Transformers often acts as bridges between the high-voltage national power network and local electricity distribution. As current passes through the transformer it heats up (this is called "thermal stress") and under most conditions it is this stress that limits how much power a transformer can take.
Software predicts thermal stress
Non-steady-state modelling of the thermal conditions within the transformers is required as their load can vary on a minute-by-minute basis.
If thermal stress reaches a critical level a transformer will automatically cut-out.This either interupts the power supply to some part of the circuit or increases the load on partner transformers.
TRALC2 provides National Grid with models of the thermal stress their high-voltage transformers are undergoing, and predicts when operating and safety limits will be reached under given sets of conditions. TRALC2 can be used live to predict the performance of circuits in the next hours or minutes or it can be used months in advance to simulate the effects of planned maintenance.
OCC delivered the first version of TRALC2 in 2000 and it is still being used, extended and supported.
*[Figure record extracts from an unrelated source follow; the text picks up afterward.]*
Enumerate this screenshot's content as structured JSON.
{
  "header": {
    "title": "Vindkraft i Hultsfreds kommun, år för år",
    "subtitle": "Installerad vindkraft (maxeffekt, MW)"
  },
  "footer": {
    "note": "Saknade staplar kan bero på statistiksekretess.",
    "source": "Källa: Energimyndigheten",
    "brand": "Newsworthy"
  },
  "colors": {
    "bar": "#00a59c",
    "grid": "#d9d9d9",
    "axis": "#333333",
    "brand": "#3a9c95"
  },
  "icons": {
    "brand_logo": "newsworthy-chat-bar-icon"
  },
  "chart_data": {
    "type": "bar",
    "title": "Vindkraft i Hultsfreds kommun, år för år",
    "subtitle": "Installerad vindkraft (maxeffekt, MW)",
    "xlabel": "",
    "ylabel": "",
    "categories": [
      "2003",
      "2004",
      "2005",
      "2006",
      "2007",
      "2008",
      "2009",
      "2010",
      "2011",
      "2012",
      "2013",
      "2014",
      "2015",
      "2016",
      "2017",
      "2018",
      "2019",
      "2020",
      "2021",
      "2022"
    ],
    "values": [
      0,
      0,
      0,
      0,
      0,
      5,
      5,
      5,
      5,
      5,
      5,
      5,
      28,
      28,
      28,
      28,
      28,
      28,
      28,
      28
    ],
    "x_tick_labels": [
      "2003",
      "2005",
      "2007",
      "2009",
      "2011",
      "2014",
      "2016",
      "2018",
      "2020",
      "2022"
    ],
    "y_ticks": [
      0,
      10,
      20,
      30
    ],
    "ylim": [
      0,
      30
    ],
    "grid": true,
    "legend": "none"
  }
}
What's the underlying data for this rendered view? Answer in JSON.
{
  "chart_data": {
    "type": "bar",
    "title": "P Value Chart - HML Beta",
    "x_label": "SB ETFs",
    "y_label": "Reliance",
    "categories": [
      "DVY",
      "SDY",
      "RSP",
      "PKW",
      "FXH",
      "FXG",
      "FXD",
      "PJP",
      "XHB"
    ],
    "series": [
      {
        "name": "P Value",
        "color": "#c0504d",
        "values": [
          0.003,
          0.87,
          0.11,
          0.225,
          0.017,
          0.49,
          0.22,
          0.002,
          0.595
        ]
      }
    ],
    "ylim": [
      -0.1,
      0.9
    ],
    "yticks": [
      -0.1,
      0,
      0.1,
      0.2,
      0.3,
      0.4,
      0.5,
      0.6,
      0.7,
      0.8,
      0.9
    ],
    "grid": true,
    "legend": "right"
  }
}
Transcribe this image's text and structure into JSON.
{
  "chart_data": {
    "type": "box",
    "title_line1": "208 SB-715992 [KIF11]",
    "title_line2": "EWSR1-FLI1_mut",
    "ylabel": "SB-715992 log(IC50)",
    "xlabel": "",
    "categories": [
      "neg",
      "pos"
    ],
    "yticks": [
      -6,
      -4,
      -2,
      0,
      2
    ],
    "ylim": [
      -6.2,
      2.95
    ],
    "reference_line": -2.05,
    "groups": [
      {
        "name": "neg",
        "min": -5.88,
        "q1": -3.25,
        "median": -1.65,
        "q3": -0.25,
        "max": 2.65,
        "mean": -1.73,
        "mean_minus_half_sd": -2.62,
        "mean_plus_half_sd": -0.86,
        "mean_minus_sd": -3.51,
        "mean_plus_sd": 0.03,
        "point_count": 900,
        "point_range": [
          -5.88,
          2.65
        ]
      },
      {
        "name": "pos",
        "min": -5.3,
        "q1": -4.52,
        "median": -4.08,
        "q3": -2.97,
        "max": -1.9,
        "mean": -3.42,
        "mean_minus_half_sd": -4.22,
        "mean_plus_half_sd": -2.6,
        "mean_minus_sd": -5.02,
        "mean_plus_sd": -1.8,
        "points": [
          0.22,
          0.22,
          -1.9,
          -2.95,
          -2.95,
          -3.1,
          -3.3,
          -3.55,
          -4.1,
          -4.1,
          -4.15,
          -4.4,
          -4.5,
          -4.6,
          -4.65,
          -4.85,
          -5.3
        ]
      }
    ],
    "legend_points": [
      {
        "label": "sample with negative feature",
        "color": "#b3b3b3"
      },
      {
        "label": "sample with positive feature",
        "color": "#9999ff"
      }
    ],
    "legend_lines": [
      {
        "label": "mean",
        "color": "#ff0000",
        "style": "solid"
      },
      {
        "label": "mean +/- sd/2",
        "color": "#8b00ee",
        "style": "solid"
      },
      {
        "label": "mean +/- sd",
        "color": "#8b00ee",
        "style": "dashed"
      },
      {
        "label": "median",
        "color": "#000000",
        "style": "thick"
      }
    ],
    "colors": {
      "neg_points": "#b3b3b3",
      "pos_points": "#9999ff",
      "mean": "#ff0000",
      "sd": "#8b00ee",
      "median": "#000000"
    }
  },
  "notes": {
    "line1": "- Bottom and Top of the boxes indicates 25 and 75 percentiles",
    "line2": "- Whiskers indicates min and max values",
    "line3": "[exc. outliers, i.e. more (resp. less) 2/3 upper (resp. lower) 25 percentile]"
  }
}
TRALC2 is a Windows application accessing a shared database of transformer and load data and running on the corporate desktop environment. Lately the TRALC2 model was integrated into the national control room's Circuit Thermal Monitor
National Grid is the largest privately-owned, independent transmission company in the world, and one of the top 100 companies in the UK. It owns and operates the high voltage electricity transmission system, which carries power from generators to suppliers across England and Wales. It also owns and operates transmission links to Scotland and France and plays a vital role in enabling the wholesale trade of electricity on behalf of the electricity market.